Regularization with Latent Space Virtual Adversarial Training
This work offers an incremental improvement in regularization techniques for image classification, primarily benefiting researchers and practitioners working with semi-supervised learning and adversarial training.
The paper proposes Latent Space Virtual Adversarial Training (LVAT) to improve the effectiveness of Virtual Adversarial Training (VAT) by injecting perturbations in the latent space rather than the input space. This approach allows for more flexible generation of adversarial samples, leading to more effective regularization and outperforming VAT and other state-of-the-art methods on SVHN and CIFAR-10 datasets in image classification tasks.

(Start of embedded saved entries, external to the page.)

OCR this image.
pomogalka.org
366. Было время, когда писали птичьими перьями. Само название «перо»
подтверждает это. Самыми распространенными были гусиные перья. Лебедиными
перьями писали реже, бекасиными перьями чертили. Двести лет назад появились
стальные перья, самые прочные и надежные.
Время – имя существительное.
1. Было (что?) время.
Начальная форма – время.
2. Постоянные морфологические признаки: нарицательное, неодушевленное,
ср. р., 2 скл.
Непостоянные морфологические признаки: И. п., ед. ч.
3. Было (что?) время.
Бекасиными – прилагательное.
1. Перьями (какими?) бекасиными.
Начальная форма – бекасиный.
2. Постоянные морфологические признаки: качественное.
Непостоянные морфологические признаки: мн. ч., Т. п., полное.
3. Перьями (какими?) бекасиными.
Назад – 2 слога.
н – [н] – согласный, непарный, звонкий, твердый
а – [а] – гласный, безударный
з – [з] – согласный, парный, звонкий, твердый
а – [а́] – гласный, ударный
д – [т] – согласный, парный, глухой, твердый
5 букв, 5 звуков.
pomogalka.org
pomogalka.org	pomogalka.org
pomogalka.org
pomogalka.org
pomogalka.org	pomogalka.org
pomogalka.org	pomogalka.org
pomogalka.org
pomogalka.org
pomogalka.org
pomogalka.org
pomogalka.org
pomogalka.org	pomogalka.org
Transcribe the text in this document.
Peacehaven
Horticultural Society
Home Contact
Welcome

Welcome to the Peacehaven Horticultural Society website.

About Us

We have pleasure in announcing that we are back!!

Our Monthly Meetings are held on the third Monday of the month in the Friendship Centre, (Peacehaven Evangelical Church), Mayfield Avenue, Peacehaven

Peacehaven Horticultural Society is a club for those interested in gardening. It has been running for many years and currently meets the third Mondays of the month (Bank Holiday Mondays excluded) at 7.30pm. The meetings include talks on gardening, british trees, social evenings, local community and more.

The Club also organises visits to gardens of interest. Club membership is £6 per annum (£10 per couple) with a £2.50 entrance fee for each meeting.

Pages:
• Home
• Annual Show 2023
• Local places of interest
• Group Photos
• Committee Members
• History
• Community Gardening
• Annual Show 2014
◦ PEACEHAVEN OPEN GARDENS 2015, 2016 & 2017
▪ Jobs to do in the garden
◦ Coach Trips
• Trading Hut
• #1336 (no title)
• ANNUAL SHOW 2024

Virtual Adversarial Training (VAT) has shown impressive results among recently developed regularization methods called consistency regularization. VAT utilizes adversarial samples, generated by injecting perturbation in the input space, for training and thereby enhances the generalization ability of a classifier. However, such adversarial samples can be generated only within a very small area around the input data point, which limits the adversarial effectiveness of such samples. To address this problem we propose LVAT (Latent space VAT), which injects perturbation in the latent space instead of the input space. LVAT can generate adversarial samples flexibly, resulting in more adverse effects and thus more effective regularization. The latent space is built by a generative model, and in this paper, we examine two different type of models: variational auto-encoder and normalizing flow, specifically Glow. We evaluated the performance of our method in both supervised and semi-supervised learning scenarios for an image classification task using SVHN and CIFAR-10 datasets. In our evaluation, we found that our method outperforms VAT and other state-of-the-art methods.